Full cone nozzles follow the same fundamental relationship as all hydraulic nozzles: Q = k√P. The flow coefficient k for a full cone nozzle is typically 30-50% lower than for a spiral nozzle of the same connection size because the internal vane structure creates additional flow restriction. For a 1-inch axial-flow full cone nozzle with k = 30: at 2 bar, Q = 30 × √2 = 42 L/min; at 3 bar, Q = 30 × √3 = 52 L/min; at 4 bar, Q = 30 × √4 = 60 L/min. The recommended operating pressure range for full cone nozzles in scrubber service is 1-4 bar. Below 1 bar, the spray pattern may not fully develop and the cone angle narrows by 15-30%. Above 4 bar, the internal vane and swirl insert experience increased erosion from any particles in the liquid, and the marginal benefit of further atomization diminishes.

Droplet Size and Spray Angle

Full cone nozzles produce the coarsest droplets of the three main scrubber nozzle types at the same pressure — SMD of 500-2,000 microns at 2 bar, compared to 100-800 microns for hollow cone and 300-1,500 microns for spiral nozzles. The coarse droplet size is a direct consequence of the internal vane design, which creates less shear than the open discharge of a hollow cone nozzle. This coarseness is beneficial for packed bed scrubbers because large droplets wet the packing surface without generating excessive mist that overloads the demister. It is a disadvantage for spray tower absorption where fine atomization is needed. Standard spray angles for full cone nozzles are 30-120 degrees, with 60-90 degree angles used for packed bed distributors and 90-120 degree angles used for gas cooling and quench systems. The coverage diameter follows the standard relationship D = 2 × H × tan(θ/2).

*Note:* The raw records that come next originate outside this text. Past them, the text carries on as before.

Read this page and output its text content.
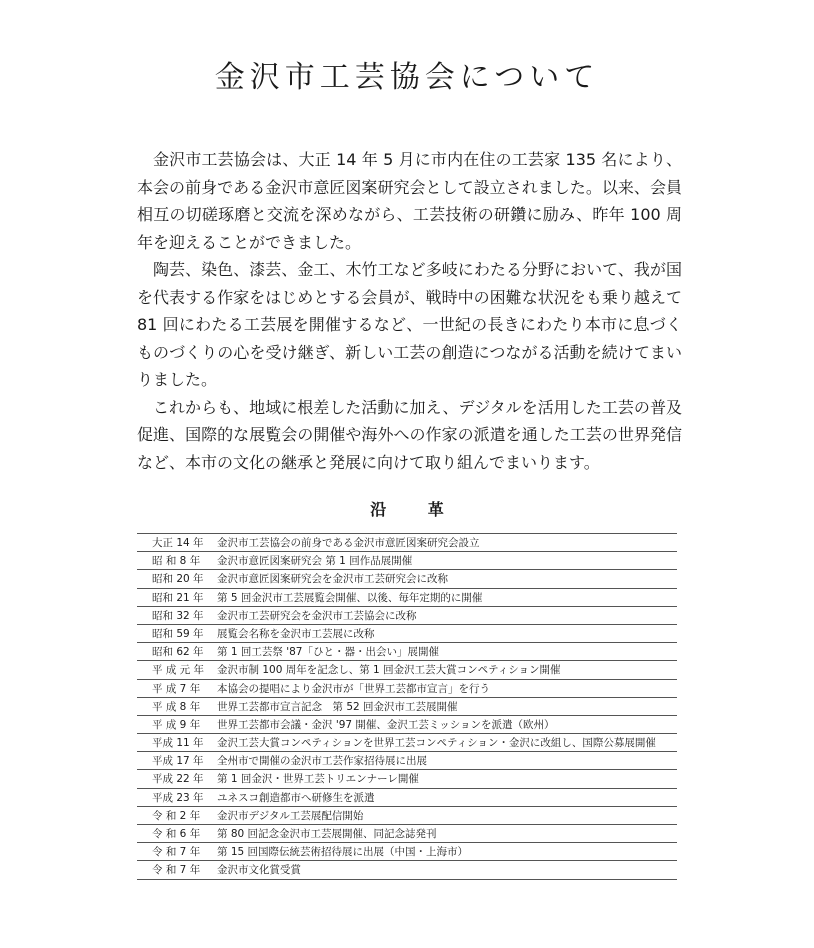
金沢市工芸協会について

金沢市工芸協会は、大正 14 年 5 月に市内在住の工芸家 135 名により、本会の前身である金沢市意匠図案研究会として設立されました。以来、会員相互の切磋琢磨と交流を深めながら、工芸技術の研鑽に励み、昨年 100 周年を迎えることができました。

陶芸、染色、漆芸、金工、木竹工など多岐にわたる分野において、我が国を代表する作家をはじめとする会員が、戦時中の困難な状況をも乗り越えて 81 回にわたる工芸展を開催するなど、一世紀の長きにわたり本市に息づくものづくりの心を受け継ぎ、新しい工芸の創造につながる活動を続けてまいりました。

これからも、地域に根差した活動に加え、デジタルを活用した工芸の普及促進、国際的な展覧会の開催や海外への作家の派遣を通した工芸の世界発信など、本市の文化の継承と発展に向けて取り組んでまいります。

沿 革
大正 14 年	金沢市工芸協会の前身である金沢市意匠図案研究会設立
昭 和 8 年	金沢市意匠図案研究会 第 1 回作品展開催
昭和 20 年	金沢市意匠図案研究会を金沢市工芸研究会に改称
昭和 21 年	第 5 回金沢市工芸展覧会開催、以後、毎年定期的に開催
昭和 32 年	金沢市工芸研究会を金沢市工芸協会に改称
昭和 59 年	展覧会名称を金沢市工芸展に改称
昭和 62 年	第 1 回工芸祭 '87「ひと・器・出会い」展開催
平 成 元 年	金沢市制 100 周年を記念し、第 1 回金沢工芸大賞コンペティション開催
平 成 7 年	本協会の提唱により金沢市が「世界工芸都市宣言」を行う
平 成 8 年	世界工芸都市宣言記念　第 52 回金沢市工芸展開催
平 成 9 年	世界工芸都市会議・金沢 '97 開催、金沢工芸ミッションを派遣（欧州）
平成 11 年	金沢工芸大賞コンペティションを世界工芸コンペティション・金沢に改組し、国際公募展開催
平成 17 年	全州市で開催の金沢市工芸作家招待展に出展
平成 22 年	第 1 回金沢・世界工芸トリエンナーレ開催
平成 23 年	ユネスコ創造都市へ研修生を派遣
令 和 2 年	金沢市デジタル工芸展配信開始
令 和 6 年	第 80 回記念金沢市工芸展開催、同記念誌発刊
令 和 7 年	第 15 回国際伝統芸術招待展に出展（中国・上海市）
令 和 7 年	金沢市文化賞受賞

Full Cone vs Hollow Cone vs Spiral

The choice between full cone, hollow cone, and spiral nozzles for scrubber service depends on three parameters: distribution uniformity requirement, clogging risk from suspended solids, and target droplet size. The table below provides a direct comparison.

Parameter Full Cone Hollow Cone Spiral
Distribution uniformity Best (UDI 85-95%) Low (UDI < 50%) Moderate (UDI 70-80%)
Free passage (mm) 3-8 2-5 5-15
Droplet size SMD (μm at 2 bar) 500-2,000 100-800 300-1,500
Clogging resistance Moderate Good Excellent
Operating pressure (bar) 1-4 2-5 1.5-4
Best application Packed bed distribution Spray tower absorption FGD slurry, dirty water
Cost (relative) 1.0x 0.8-1.0x 1.0-1.3x

Select full cone nozzles when liquid distribution uniformity is the primary requirement — packed bed scrubbers, quench systems requiring even wall wetting, and any service where dry zones in the coverage area cause performance degradation. Select hollow cone nozzles when fine atomization for gas absorption is the priority and the liquid is clean. Select spiral nozzles when the liquid contains suspended solids above 500 ppm or maximum reliability against clogging is required. For a complete selection methodology see the spray nozzle selection guide for wet scrubbers.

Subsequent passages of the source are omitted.